Resources for wildlife monitoring volunteers
A resource page for volunteers and citizen scientists with the Citizen Wildlife Monitoring Project
Volunteers for all seasons
Our volunteers are outside year-round monitoring wildlife movements and presence in Washington's Olympic and Cascade mountains and cross the border into British Columbia. Here you'll find information about projects underway, volunteer resources for the field including training documents, and contact information for project staff.
For overall questions, contact monitoring coordinator Alison Huyett. For snow tracking, contact David Moskowitz at davem (a) wildernessawareness.org.
See latest monitoring photos!
Thanks for all of you for your assistance in the field and in the office! Visit our Cascades Citizen Wildlife Monitoring page to stay tuned to work in the Cascades and our overall wildlife monitoring page to see what we are up to statewide and in British Columbia.
Spring through fall
REMOTE CAMERA VOLUNTEERS - The 2013 spring-fall remote camera season is underway, with volunteers already in the field. Fill out the application below and we'll enter you into our volunteer pool for opportunities that emerge during the season. Once you have a team and are ready to enter the field, complete our volunteer liability agreement. It is important to sign and send these in before heading out to the field!
- Program application: Word doc (so that you can fill it out online) and PDF file.
- Volunteer liability agreement: Word doc (so that you can fill it out online) and PDF file.
Field volunteers, please use the following resources:
- Camera protocol (2012)
- Wolverine run pole station protocol (2012)
- Equipment checklist (2012)
- Data sheet (2012)
- Safety sheet (2011)
- Communications protocol
- Camera user guides: Bushnell, Reconnyx, Leaf River, Cuddeback No Flash. Hard copies available in our Seattle office.
- Are you collecting hair samples at your site? Beyond the specific directions you should get from our staff in your site description, this chapter in the book, "Noninvasive Survey Methods for Carnivores."
- Digital TOPO maps for National Forest Service lands for download.
Volunteer travel reimbursements:
- Fill out and sign the ALEA travel voucher once per quarter (items in yellow).
- Fill out the mileage reimbursement form each time you travel.

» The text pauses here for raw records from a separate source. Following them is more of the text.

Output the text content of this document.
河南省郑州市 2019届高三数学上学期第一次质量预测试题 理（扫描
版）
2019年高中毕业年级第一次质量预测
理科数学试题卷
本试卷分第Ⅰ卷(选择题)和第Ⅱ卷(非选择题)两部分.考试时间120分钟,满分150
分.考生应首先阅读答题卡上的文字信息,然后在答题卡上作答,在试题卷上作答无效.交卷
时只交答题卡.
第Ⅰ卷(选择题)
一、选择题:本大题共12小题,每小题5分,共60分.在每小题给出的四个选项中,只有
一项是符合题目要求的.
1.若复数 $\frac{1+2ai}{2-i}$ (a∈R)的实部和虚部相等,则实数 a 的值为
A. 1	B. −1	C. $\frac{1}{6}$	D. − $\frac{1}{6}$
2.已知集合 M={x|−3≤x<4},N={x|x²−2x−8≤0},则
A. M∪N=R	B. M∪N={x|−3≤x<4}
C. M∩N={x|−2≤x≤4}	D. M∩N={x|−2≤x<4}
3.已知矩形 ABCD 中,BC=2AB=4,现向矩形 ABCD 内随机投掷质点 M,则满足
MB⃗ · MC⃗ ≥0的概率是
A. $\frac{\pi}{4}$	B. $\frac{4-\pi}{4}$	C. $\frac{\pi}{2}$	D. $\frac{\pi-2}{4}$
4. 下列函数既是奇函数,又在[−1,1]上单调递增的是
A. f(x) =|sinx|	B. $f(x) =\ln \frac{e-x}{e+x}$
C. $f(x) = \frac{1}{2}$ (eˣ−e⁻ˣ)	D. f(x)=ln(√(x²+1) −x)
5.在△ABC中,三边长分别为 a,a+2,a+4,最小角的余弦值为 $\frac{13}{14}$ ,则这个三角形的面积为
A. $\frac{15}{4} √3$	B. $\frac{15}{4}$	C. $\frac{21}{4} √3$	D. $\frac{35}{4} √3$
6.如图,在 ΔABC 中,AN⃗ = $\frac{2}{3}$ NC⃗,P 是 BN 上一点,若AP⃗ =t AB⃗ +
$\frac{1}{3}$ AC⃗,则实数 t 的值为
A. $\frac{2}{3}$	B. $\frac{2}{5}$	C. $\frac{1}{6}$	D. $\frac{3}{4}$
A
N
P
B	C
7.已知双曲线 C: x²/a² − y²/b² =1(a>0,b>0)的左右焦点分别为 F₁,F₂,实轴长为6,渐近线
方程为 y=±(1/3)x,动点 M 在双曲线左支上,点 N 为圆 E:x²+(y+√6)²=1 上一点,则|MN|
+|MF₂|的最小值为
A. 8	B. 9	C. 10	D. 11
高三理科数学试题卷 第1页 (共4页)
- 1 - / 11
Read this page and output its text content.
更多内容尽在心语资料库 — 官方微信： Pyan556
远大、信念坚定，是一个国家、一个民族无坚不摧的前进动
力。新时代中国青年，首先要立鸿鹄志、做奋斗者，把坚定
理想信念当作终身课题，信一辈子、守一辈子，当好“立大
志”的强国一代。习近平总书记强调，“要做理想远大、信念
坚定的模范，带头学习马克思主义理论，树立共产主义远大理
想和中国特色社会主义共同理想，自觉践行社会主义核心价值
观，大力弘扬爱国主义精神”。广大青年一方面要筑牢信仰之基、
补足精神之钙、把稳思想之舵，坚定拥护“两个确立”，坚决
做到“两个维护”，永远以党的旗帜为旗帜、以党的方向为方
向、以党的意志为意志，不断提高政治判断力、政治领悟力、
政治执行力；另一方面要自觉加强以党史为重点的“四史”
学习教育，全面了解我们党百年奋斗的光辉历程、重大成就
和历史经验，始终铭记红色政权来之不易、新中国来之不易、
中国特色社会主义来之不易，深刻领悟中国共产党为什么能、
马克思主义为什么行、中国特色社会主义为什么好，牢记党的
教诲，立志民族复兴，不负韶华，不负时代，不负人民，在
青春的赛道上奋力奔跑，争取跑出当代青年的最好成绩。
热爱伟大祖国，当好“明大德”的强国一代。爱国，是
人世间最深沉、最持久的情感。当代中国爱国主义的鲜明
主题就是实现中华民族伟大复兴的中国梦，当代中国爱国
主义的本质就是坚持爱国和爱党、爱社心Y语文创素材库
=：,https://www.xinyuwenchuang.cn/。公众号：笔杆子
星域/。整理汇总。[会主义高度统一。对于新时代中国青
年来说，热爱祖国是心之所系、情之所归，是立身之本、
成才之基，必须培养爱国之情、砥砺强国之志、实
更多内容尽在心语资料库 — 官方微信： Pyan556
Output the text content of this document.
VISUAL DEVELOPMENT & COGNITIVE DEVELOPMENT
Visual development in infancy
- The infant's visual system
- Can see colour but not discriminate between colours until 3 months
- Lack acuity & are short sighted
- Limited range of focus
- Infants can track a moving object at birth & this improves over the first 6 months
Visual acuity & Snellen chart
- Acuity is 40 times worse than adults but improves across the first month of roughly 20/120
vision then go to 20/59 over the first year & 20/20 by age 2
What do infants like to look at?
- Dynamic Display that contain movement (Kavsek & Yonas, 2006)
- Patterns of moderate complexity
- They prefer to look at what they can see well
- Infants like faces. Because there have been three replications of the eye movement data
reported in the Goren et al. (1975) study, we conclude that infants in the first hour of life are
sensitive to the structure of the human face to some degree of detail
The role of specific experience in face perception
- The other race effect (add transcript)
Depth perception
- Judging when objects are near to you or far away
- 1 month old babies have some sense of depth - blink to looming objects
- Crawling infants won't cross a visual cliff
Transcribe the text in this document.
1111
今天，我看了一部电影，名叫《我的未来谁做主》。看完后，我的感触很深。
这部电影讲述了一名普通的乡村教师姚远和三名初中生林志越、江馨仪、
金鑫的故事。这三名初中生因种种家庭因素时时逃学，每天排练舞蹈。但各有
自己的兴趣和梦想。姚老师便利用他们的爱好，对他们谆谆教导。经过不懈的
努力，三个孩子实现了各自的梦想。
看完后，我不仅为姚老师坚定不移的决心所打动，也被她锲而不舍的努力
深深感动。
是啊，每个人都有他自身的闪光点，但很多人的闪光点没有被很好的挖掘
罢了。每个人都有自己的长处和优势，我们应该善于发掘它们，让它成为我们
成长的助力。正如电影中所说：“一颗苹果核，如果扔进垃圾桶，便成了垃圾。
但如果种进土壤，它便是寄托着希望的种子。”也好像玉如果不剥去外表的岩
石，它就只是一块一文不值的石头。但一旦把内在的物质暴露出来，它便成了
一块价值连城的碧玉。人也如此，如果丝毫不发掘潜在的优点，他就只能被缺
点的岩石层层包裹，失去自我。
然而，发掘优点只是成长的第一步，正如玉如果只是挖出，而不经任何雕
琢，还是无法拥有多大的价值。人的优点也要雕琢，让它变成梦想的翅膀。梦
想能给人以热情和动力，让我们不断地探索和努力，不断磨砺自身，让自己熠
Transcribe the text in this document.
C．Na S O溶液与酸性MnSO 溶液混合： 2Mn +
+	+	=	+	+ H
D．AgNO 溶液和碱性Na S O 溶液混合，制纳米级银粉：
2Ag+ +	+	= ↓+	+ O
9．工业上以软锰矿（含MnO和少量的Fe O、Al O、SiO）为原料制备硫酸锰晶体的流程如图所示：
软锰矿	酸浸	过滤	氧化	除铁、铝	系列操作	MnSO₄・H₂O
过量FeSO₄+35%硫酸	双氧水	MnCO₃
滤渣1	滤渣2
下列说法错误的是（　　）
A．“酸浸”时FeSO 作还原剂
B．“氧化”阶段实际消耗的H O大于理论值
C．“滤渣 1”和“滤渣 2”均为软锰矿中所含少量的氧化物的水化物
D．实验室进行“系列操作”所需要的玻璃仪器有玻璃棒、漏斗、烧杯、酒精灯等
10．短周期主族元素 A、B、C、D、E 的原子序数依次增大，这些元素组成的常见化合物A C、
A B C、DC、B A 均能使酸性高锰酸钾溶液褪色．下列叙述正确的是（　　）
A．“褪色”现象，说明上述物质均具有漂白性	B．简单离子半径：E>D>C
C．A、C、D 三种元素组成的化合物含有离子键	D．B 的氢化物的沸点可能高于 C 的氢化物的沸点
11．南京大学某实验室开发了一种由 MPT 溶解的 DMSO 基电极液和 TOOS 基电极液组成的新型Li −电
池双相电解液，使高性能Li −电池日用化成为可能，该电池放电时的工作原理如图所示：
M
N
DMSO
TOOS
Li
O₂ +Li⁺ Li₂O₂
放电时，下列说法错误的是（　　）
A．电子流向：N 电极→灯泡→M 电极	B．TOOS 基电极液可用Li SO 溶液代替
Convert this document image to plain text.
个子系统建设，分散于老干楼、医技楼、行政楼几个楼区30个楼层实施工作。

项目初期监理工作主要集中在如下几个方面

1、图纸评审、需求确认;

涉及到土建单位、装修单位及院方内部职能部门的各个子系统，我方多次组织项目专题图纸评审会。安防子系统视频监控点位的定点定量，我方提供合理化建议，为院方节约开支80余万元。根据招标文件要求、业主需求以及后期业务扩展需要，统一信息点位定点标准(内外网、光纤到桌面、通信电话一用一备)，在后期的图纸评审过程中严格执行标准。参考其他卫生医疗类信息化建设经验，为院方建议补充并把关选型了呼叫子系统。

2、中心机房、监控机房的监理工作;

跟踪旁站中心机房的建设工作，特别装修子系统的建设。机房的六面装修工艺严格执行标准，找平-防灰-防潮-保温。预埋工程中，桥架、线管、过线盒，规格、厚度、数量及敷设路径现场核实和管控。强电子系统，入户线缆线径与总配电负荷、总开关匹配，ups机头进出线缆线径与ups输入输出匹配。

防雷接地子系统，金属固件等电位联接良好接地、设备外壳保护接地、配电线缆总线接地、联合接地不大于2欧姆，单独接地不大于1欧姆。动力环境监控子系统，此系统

- To gain reimbursement, you *must* submit volunteer travel forms during the month that you make your travel, and original copies must be mailed to our office.
- Email completed forms to Alison above, or mail them to Alison Huyett, Conservation NW, 1208 Bay St #201, Bellingham, WA 98225.
REMOTE CAMERA VOLUNTEERS
The information above for our remote camera season still applies in winter with additional considerations for weather.
WOLVERINE INFORMAL VOLUNTEER SNOW TRACKERS - As the snow falls each year, we hope to tap into the help of winter backcountry enthusiasts to record wolverine tracks in snow.
Recorded tracks and signs of wolverine are analyzed by qualified personnel to guide decisions about future efforts to document wolverines in the region through remote cameras, DNA sample collection, and further wolverine tracking efforts.
To complement in-person volunteer tracking trainings provided each winter by Dave Moskowitz of the Wilderness Awareness School, here's a document with the tools needed for novices to recognize and collect potential wolverine tracks while pursuing winter outdoor activities in the mountains of the Pacific Northwest.
For questions, or to submit signed, completed field documents: please contact us at alison (a) conservationnw.org
I-90 SNOQUALMIE PASS SNOW TRACKERS - We have now conducted 6 successful seasons of snowtracking along transects in the I-90 corridor. Training and leadership is provided annually by the Wilderness Awareness School, and each fall we begin our recruiting for the next season.